1 of 1 people found this helpful
I can comment on your first question. Yes, the registers are memory-mapped and can be accessed by all cores. The functions RCCE_acquire_lock() and RCCE_release_lock() defined in RCCE_admin.c show how locking is implemented on top of these registers.
1 of 1 people found this helpful
I'm not sure what you mean by
what is the atomic test&set machine operation? How such a command benefits from semantics of test&set register?
As Andreas said, we access the test&set registers through memory-mapped I/O, using mmap() through the device /dev/rckncm. What more do you want to know beyond that? Are you running on baremetal or on SCC Linux? Are the test&set registers giving you the functionality and performance that you need?
Thanks for your useful answers. I want to know apart from shared atomic test and set registers, do we have any other atomic objects?
And about atomic operations in the instruction set, I want to know is there any atomic swap operation (or fetch and store) available? What about compare and swap (or compare and exchange)? They could be useful to implement some concurrent data structures where might test and set registers are not enough. Plus I haven't started implementation on the platform yet.
You might find these two threads helpful:
Compare and Exchange does not work as you would expect on SCC.
Those other discussions are a good suggestion. Overall think cluster, not shared memory, programming. Atomic instructions work with respect to single-core execution, e.g. an interrupt won't divide a CMPXCHG, but LOCK to hold off another core is not intended to work. Use a message to synchronize, not a memory location.
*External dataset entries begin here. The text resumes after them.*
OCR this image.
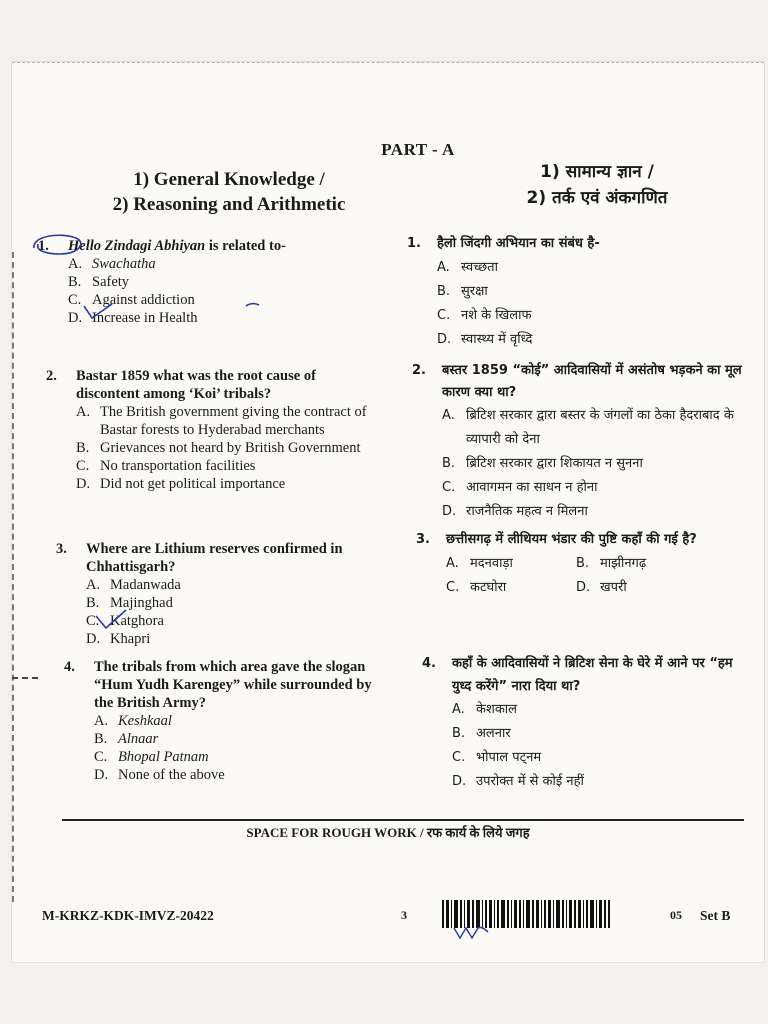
PART - A
1) General Knowledge /
2) Reasoning and Arithmetic
1) सामान्य ज्ञान /
2) तर्क एवं अंकगणित
1.	Hello Zindagi Abhiyan is related to-
A. Swachatha
B. Safety
C. Against addiction
D. Increase in Health
2.	Bastar 1859 what was the root cause of discontent among ‘Koi’ tribals?
A. The British government giving the contract of Bastar forests to Hyderabad merchants
B. Grievances not heard by British Government
C. No transportation facilities
D. Did not get political importance
3.	Where are Lithium reserves confirmed in Chhattisgarh?
A. Madanwada
B. Majinghad
C. Katghora
D. Khapri
4.	The tribals from which area gave the slogan “Hum Yudh Karengey” while surrounded by the British Army?
A. Keshkaal
B. Alnaar
C. Bhopal Patnam
D. None of the above
1.	हैलो जिंदगी अभियान का संबंध है-
A. स्वच्छता
B. सुरक्षा
C. नशे के खिलाफ
D. स्वास्थ्य में वृध्दि
2.	बस्तर 1859 “कोई” आदिवासियों में असंतोष भड़कने का मूल कारण क्या था?
A. ब्रिटिश सरकार द्वारा बस्तर के जंगलों का ठेका हैदराबाद के व्यापारी को देना
B. ब्रिटिश सरकार द्वारा शिकायत न सुनना
C. आवागमन का साधन न होना
D. राजनैतिक महत्व न मिलना
3.	छत्तीसगढ़ में लीथियम भंडार की पुष्टि कहाँ की गई है?
A. मदनवाड़ा	B. माझीनगढ़
C. कटघोरा	D. खपरी
4.	कहाँ के आदिवासियों ने ब्रिटिश सेना के घेरे में आने पर “हम युध्द करेंगे” नारा दिया था?
A. केशकाल
B. अलनार
C. भोपाल पट्नम
D. उपरोक्त में से कोई नहीं
SPACE FOR ROUGH WORK / रफ कार्य के लिये जगह
M-KRKZ-KDK-IMVZ-20422	3	05 Set B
Thanks for your useful comments. I understand your comment about have a message passing look on the platform rather than shared memory. But I am considering usage of off chip shared memory in case applications want to use it. Having this in mind, I have the following questions:
1-So you mean it is not possible to provide synchronization (e.g. locks) to access shared off-chip memory using 48 TNS registers? They are synchronizing access to shared on chip memory, so why not do the same for shared off chip memory. In other words why TNS locks should be used only for implementation of message passing layer?
2-So in case an application needs to use some shared data structures on off chip shared memory and we avoid using the TNS register to implement locks, how should one control mutex and synchronization to access them? A distributed lock built on top of message passing maybe?
The TNS bits can be used for whatever you like - protecting access to on-die memory, off-die memory, anything that an atomic test and set is useful for. They are just a globally visible set of bits that are TNS. I mention messaging, because since there are only 48, so a layered solution seems appropriate. SCC messaging support is agnostic to on-die, off-die.
Thanks for your clear answer. Another question:
Does the current implementation of locks in messaging library requires that cores spin on local on-chip memory of other cores? In this case wouldn't be a bottleneck in front of scalability of these locks since they consume interconnect traffic and also could create high contention on memory mapped TNS registers?
I can't speak to the specific implementation on RCCE (if that is what you mean).
Polling is limited by the throughput of the cores which is much less than the mesh can sustain.
Polling requires traffice but is very low latency. I'd expect if a system is doing work and load balanced then the period of polling would be brief.
Async is also possible. Interrupts also burn power and have high latency. The best design point in the tradeoff will depend on the nature of your workload.